Today's discussion centered around our understanding of dropsy in our lives.  What is our addiction?  

Another aspect of this parable was talking about the place of honor at the table. Jesus cautioned against assuming that you are the most important/esteemed person in the room, and said that it is better to be told to move up than to be demoted by the host of the party.  He also instructed the people to invite guests not because they can increase your status, or for their ability to reciprocate, but to invite the marginalized persons.  Our group's discussion touched on who are the marginalized/lesser person in our lives and could we actually do as Jesus said?

Out of this discussion came a phrase/saying. " All change is loss."  To change ourselves, we need to loose something that we value or a comfortable way of doing something.  This is hard for people.  There are various writings from the internet that speak to this.
 
I resonated with this statement.

Change is major impact and can be seen as threat or just a departure form status quo. Change makes new demands on you that may involve situations which you have not encountered before and may require skills you have not had to develop.
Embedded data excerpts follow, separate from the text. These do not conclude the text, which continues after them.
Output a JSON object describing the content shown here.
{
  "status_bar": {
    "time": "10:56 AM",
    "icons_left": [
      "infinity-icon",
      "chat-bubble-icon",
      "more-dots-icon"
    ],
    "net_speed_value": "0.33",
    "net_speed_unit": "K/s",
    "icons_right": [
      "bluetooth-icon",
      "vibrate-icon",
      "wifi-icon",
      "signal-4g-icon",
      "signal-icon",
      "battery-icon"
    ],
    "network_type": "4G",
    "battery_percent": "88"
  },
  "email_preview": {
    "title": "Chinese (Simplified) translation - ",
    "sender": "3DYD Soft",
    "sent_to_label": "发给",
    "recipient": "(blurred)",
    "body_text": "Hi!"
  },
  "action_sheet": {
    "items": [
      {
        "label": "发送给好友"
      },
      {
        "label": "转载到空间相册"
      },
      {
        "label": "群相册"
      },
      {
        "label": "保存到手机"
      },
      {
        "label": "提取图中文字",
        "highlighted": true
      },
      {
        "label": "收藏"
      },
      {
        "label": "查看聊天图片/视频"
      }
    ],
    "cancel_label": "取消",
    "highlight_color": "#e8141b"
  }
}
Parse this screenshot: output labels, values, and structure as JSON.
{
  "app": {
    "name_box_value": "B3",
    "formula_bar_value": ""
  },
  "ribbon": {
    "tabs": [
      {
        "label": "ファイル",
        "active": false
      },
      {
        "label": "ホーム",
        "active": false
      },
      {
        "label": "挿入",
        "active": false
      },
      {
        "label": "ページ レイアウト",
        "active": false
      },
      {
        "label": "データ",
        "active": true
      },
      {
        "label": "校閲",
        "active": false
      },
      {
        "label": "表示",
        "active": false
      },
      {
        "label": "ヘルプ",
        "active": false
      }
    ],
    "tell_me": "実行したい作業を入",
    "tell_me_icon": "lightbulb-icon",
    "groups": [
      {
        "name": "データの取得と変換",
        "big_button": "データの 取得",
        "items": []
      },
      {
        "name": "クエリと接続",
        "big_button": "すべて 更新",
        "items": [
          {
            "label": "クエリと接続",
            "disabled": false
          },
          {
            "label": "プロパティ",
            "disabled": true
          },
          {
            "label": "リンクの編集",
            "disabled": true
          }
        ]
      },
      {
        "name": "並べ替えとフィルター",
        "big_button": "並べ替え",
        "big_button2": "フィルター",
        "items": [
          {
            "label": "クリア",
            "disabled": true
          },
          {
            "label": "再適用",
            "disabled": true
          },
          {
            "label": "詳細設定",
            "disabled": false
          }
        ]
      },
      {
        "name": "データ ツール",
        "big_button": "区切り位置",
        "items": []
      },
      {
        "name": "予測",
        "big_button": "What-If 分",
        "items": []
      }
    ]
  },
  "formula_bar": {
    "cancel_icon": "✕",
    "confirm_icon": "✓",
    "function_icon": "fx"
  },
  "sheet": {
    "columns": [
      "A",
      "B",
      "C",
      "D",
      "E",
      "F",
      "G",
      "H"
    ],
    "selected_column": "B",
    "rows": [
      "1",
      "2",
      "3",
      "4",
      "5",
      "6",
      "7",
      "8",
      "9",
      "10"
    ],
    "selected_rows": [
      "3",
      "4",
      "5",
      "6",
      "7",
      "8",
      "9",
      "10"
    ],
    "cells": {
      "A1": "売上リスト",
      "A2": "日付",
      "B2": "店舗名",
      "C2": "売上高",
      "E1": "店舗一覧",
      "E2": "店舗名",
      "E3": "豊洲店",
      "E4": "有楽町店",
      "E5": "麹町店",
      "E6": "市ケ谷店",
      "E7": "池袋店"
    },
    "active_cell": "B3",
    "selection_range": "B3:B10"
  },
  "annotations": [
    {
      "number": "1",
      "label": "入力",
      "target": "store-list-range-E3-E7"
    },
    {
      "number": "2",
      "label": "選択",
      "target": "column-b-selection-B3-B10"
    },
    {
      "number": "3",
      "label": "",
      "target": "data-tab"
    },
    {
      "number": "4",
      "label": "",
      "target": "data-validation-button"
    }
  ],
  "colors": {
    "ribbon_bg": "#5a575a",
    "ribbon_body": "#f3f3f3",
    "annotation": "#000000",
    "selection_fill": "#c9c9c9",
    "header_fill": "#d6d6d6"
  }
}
It is also unavoidable, undeniable, and inescapable.

 This statement spoke to the heart of certain sentiments expressed.  It is hard to change, and at times we resist because we are afraid to loose our comfortable routines or roles, and at other times, it is hard to change because it hurts.  Either way, some change is inevitable, some change is embraced, while other change is not even acknowledged and blindsides us.  Jesus calls us to step out of our comfort zones to serve, to follow and to embrace.  Are we strong enough, trusting enough to do so?